Prozess in München NSU-Plädoyers verzögern sich weiter

München · Der NSU-Prozess steht kurz vor der Zielgeraden. Wann er dort einbiegt, ist unklar. Wegen anhaltender Auseinandersetzungen zwischen Gericht und Verteidigern droht möglicherweise zunächst ein neuer Befangenheitsantrag.

 Die Angeklagte Beate Zschäpe zwischen ihren Anwälten Hermann Borchert (l.) und Mathias Grasel.

Die Angeklagte Beate Zschäpe zwischen ihren Anwälten Hermann Borchert (l.) und Mathias Grasel.

Foto: dpa, kne hpl

Die mit Spannung erwarteten Plädoyers im NSU-Prozess verzögern sich weiter. Das Münchner Oberlandesgericht lehnte am Dienstag erneut den Wunsch einer Reihe von Verteidigern ab, den Schlussvortrag der Bundesanwaltschaft auf Tonband aufzuzeichnen.

Zudem wies das Gericht die Forderung zurück, das Plädoyer alternativ mitstenografieren oder das Redemanuskript der Ankläger an die Verfahrensbeteiligten aushändigen zu lassen. Die Anwälte der Hauptangeklagten Beate Zschäpe und des Mitangeklagten Ralf Wohlleben beantragten daraufhin eine Unterbrechung bis 11.30 Uhr, um über einen möglichen Befangenheitsantrag gegen das Gericht zu beraten.

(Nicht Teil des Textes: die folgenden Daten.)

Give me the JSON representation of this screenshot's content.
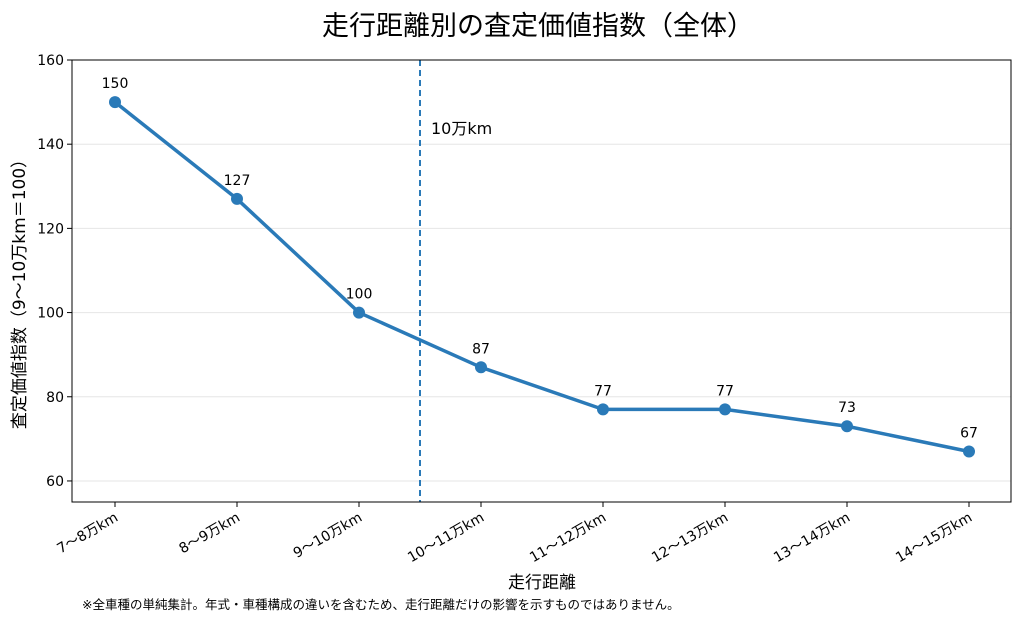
{
  "chart_data": {
    "type": "line",
    "title": "走行距離別の査定価値指数（全体）",
    "xlabel": "走行距離",
    "ylabel": "査定価値指数（9〜10万km＝100）",
    "categories": [
      "7〜8万km",
      "8〜9万km",
      "9〜10万km",
      "10〜11万km",
      "11〜12万km",
      "12〜13万km",
      "13〜14万km",
      "14〜15万km"
    ],
    "series": [
      {
        "values": [
          150,
          127,
          100,
          87,
          77,
          77,
          73,
          67
        ]
      }
    ],
    "data_labels": [
      "150",
      "127",
      "100",
      "87",
      "77",
      "77",
      "73",
      "67"
    ],
    "ylim": [
      55,
      160
    ],
    "yticks": [
      60,
      80,
      100,
      120,
      140,
      160
    ],
    "grid": "y",
    "annotation": {
      "text": "10万km",
      "x_position": 2.5,
      "style": "dashed vertical line"
    },
    "line_color": "#2a7ab8",
    "footnote": "※全車種の単純集計。年式・車種構成の違いを含むため、走行距離だけの影響を示すものではありません。"
  }
}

Die Verteidiger hatten unter anderem argumentiert, es sei für ihre Mandanten unmöglich, 22 Stunden Schlussvortrag mit der nötigen Konzentration zu folgen. Diese Argumentation wies das Gericht gemeinsam mit allen Anträgen der Anwälte zurück. "Im deutschen Strafprozess herrscht das Prinzip der Mündlichkeit", sagte der Vorsitzende Richter Manfred Götzl unter anderem zur Begründung.

Es bestehe kein Zweifel, dass die Angeklagten ihre Verfahrensrechte sachgerecht ausüben könnten, sagte Götzl. Zudem gebe es keine Anhaltspunkte dafür, dass auch nur einer "zu einfach strukturiert" wäre, um einem längeren Vortrag in deutscher Sprache zu folgen. Alle hätten Verteidiger, die ihnen zur Seite stünden, zudem würden Pausen eingelegt, um die Konzentrationsfähigkeit aufrechtzuerhalten.

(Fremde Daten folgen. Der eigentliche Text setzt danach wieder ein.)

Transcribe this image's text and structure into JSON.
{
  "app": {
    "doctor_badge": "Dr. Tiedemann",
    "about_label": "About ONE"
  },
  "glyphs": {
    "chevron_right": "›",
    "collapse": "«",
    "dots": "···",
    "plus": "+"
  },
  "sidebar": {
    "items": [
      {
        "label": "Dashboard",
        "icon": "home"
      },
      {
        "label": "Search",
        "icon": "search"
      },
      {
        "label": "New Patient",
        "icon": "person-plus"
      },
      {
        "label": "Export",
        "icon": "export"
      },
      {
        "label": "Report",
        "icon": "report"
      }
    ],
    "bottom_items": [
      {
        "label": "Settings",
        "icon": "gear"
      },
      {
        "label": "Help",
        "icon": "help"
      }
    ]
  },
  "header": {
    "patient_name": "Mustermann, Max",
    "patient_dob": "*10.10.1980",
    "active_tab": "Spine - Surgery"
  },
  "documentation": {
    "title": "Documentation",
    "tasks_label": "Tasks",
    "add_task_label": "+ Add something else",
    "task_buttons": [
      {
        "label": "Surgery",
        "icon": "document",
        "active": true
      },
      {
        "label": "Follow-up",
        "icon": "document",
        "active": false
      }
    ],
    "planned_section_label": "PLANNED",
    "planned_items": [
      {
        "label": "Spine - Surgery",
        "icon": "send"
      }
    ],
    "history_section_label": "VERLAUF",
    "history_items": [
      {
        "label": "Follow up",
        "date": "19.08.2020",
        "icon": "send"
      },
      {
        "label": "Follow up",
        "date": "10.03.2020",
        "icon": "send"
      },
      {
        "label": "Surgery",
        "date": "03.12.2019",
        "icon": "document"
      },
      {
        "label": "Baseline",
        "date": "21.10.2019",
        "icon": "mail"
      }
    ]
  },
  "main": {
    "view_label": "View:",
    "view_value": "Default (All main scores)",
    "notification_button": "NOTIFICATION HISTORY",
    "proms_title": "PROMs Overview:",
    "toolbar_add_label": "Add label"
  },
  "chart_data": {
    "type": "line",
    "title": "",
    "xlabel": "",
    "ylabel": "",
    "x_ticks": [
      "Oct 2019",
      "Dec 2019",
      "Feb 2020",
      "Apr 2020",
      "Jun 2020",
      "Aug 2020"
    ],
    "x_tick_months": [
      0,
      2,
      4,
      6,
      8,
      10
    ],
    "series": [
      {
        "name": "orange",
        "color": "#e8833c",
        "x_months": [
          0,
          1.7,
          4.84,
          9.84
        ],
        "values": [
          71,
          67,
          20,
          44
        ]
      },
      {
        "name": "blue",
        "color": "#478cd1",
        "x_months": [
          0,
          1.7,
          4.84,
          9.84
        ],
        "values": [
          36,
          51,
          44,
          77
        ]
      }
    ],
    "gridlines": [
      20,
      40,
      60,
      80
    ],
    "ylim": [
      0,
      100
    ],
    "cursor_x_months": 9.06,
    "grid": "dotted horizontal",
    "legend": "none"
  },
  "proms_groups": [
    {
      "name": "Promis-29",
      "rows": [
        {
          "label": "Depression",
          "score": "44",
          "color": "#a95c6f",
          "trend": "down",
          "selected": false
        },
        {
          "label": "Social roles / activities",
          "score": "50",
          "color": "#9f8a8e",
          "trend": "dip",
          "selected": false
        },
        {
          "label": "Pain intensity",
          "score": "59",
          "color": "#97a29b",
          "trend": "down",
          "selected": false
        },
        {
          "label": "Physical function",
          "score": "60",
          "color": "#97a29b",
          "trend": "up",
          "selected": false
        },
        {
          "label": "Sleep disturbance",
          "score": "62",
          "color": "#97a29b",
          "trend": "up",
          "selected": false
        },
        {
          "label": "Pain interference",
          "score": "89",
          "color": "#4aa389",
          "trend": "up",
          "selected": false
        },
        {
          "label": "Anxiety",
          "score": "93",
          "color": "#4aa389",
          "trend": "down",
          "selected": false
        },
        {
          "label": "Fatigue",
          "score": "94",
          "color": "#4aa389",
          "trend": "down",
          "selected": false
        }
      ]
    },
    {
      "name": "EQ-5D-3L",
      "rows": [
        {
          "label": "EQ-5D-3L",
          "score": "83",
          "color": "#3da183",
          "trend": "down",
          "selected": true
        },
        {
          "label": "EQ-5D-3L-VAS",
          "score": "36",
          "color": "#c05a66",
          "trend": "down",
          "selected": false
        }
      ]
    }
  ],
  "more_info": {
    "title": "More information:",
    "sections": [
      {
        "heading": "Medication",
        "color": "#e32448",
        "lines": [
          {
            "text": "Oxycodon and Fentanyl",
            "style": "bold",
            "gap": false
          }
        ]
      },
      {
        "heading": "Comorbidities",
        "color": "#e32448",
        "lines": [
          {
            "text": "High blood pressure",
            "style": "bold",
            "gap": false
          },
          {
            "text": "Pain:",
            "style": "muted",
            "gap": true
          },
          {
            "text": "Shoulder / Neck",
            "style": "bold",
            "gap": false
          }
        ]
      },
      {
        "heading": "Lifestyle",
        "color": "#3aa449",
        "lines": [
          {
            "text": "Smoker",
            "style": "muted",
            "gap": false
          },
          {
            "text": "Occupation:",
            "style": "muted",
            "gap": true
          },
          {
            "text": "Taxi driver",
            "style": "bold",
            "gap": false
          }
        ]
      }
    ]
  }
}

 Der Vorsitzende Richter Manfred Götzl (2.v.r.) und die Vertreter seines Staatsschutzsenats Gabriele Feistkorn (l.), Peter Lang (2.v.l.) und Konstantin Kuchenbauer (r.).

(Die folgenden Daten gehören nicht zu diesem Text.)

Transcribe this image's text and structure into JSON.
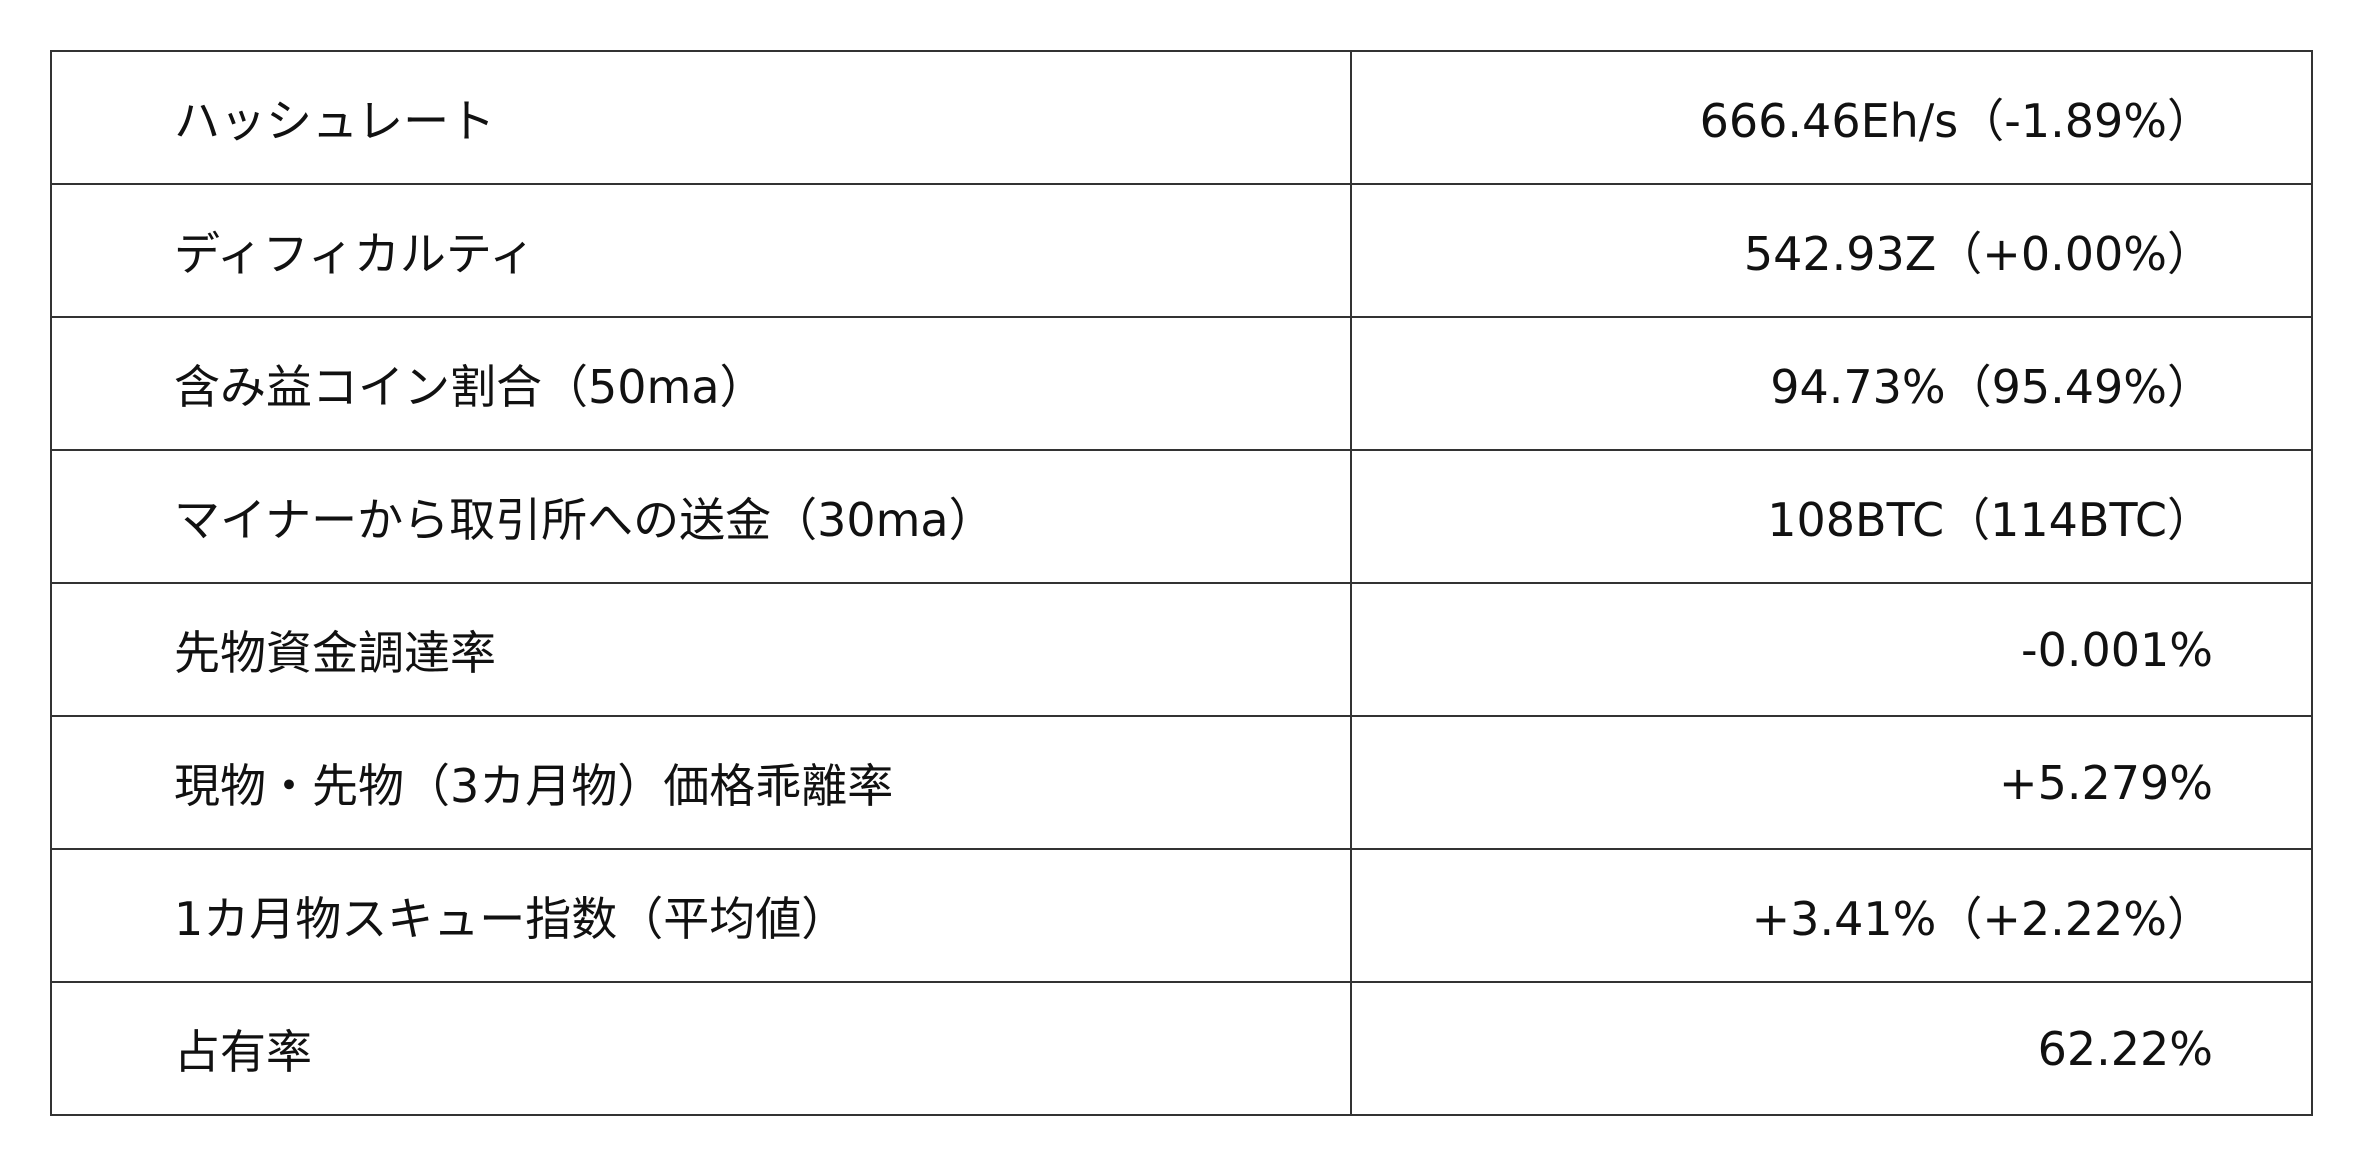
{
  "rows": [
    {
      "label": "ハッシュレート",
      "value": "666.46Eh/s（-1.89%）"
    },
    {
      "label": "ディフィカルティ",
      "value": "542.93Z（+0.00%）"
    },
    {
      "label": "含み益コイン割合（50ma）",
      "value": "94.73%（95.49%）"
    },
    {
      "label": "マイナーから取引所への送金（30ma）",
      "value": "108BTC（114BTC）"
    },
    {
      "label": "先物資金調達率",
      "value": "-0.001%"
    },
    {
      "label": "現物・先物（3カ月物）価格乖離率",
      "value": "+5.279%"
    },
    {
      "label": "1カ月物スキュー指数（平均値）",
      "value": "+3.41%（+2.22%）"
    },
    {
      "label": "占有率",
      "value": "62.22%"
    }
  ]
}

Der Vorsitzende Richter Manfred Götzl (2.v.r.) und die Vertreter seines Staatsschutzsenats Gabriele Feistkorn (l.), Peter Lang (2.v.l.) und Konstantin Kuchenbauer (r.).

Foto: dpa, kne hpl

Ursprünglich hätten die Plädoyers nach dem Willen des Gerichts schon am vergangenen Mittwoch beginnen sollen - nach mehr als vier Jahren Prozessdauer. Das juristische Hickhack über eine mögliche Tonbandaufnahme verhinderte dies aber. Wann die Anklage nun mit ihrem Schlussvortrag beginnen kann, war am Dienstag zunächst völlig offen.

Hauptangeklagte im NSU-Prozess ist die mutmaßliche Rechtsterroristin Zschäpe - ihr droht lebenslange Haft. Der 42-Jährigen wird Mittäterschaft an sämtlichen Verbrechen der rechtsextremistischen Terrorzelle "Nationalsozialistischer Untergrund" vorgeworfen. Zschäpe lebte fast 14 Jahre mit ihren Freunden Uwe Mundlos und Uwe Böhnhardt im Untergrund. Die beiden Männer sollen während dieser Zeit zehn Menschen ermordet haben, neun von ihnen aus rassistischen Motiven.

Zschäpe soll von allen Morden gewusst und diese unterstützt haben; sie selbst bestreitet das. Neben Zschäpe und Wohlleben sitzen noch drei weitere mutmaßliche Terrorhelfer und -unterstützer auf der Anklagebank. Das Mammutverfahren hatte am 6. Mai 2013 begonnen.